Замерев в тени разросшейся сирени, я внимательно обшаривала округу взглядом. До калитки оставалось метров тридцать. Открытое пространство, все словно на ладони. За штакетником начиналась полутемная, едва освещенная далеким фонарем улица. А на другой ее стороне тонул в темноте заросший деревьями двор. Покрепче сжав ручку футляра с картиной, я уже приготовилась ринуться вперед, как в кустах зашуршало.

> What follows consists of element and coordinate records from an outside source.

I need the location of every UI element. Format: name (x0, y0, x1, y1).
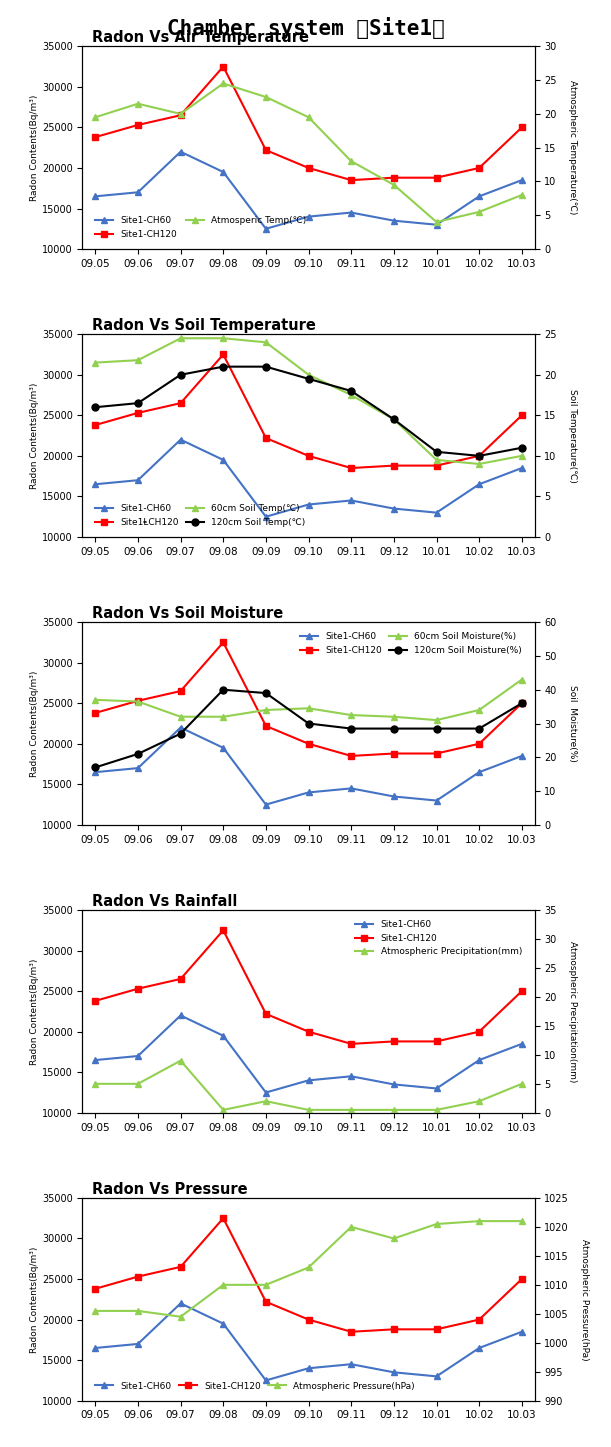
Text: Radon Vs Soil Moisture: Radon Vs Soil Moisture (92, 606, 283, 621)
Legend: Site1-CH60, Site1-CH120, 60cm Soil Moisture(%), 120cm Soil Moisture(%): Site1-CH60, Site1-CH120, 60cm Soil Moist… (296, 628, 525, 658)
Y-axis label: Atmospheric Pressure(hPa): Atmospheric Pressure(hPa) (580, 1239, 589, 1360)
Text: Radon Vs Air Temperature: Radon Vs Air Temperature (92, 30, 309, 45)
Text: Radon Vs Soil Temperature: Radon Vs Soil Temperature (92, 318, 315, 333)
Y-axis label: Soil  Moisture(%): Soil Moisture(%) (568, 684, 577, 763)
Y-axis label: Atmospheric Temperature(℃): Atmospheric Temperature(℃) (568, 81, 577, 214)
Y-axis label: Radon Contents(Bq/m³): Radon Contents(Bq/m³) (30, 958, 39, 1065)
Text: Chamber system （Site1）: Chamber system （Site1） (167, 17, 444, 39)
Text: Radon Vs Pressure: Radon Vs Pressure (92, 1182, 247, 1197)
Legend: Site1-CH60, Site1-CH120, Atmospheric Precipitation(mm): Site1-CH60, Site1-CH120, Atmospheric Pre… (352, 916, 525, 959)
Y-axis label: Atmospheric Precipitation(mm): Atmospheric Precipitation(mm) (568, 941, 577, 1082)
Y-axis label: Radon Contents(Bq/m³): Radon Contents(Bq/m³) (30, 1246, 39, 1353)
Y-axis label: Radon Contents(Bq/m³): Radon Contents(Bq/m³) (30, 670, 39, 777)
Y-axis label: Soil Temperature(℃): Soil Temperature(℃) (568, 389, 577, 482)
Legend: Site1-CH60, Site1-CH120, Atmosperic Temp(℃): Site1-CH60, Site1-CH120, Atmosperic Temp… (92, 213, 310, 243)
Y-axis label: Radon Contents(Bq/m³): Radon Contents(Bq/m³) (30, 94, 39, 201)
Legend: Site1-CH60, Site1-CH120, Atmospheric Pressure(hPa): Site1-CH60, Site1-CH120, Atmospheric Pre… (92, 1378, 419, 1393)
Legend: Site1-CH60, Site1ⱠCH120, 60cm Soil Temp(℃), 120cm Soil Temp(℃): Site1-CH60, Site1ⱠCH120, 60cm Soil Temp(… (92, 501, 309, 531)
Y-axis label: Radon Contents(Bq/m³): Radon Contents(Bq/m³) (30, 382, 39, 489)
Text: Radon Vs Rainfall: Radon Vs Rainfall (92, 894, 237, 909)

– Эй, – еле слышно донеслось из зарослей.
Я вздрогнула и вся подобралась. Пока соображала, как поступить, из кустов зашипели снова, но теперь уже с раздражением:
– Что вы там замерли столбом? Вас же могут увидеть. Лезьте сюда.
Из листвы вытянулась рука, цепко ухватила меня за рукав и с силой дернула на себя. Не ожидавшая такого поворота, я потеряла равновесие и с треском вломилась в заросли кустарника.
– Да не шумите так. Всю округу перебудите.
Голос звучал сердито, но упасть мне все же не дали. Вовремя подхватили и, довольно бесцеремонно встряхнув, аккуратно поставили на ноги.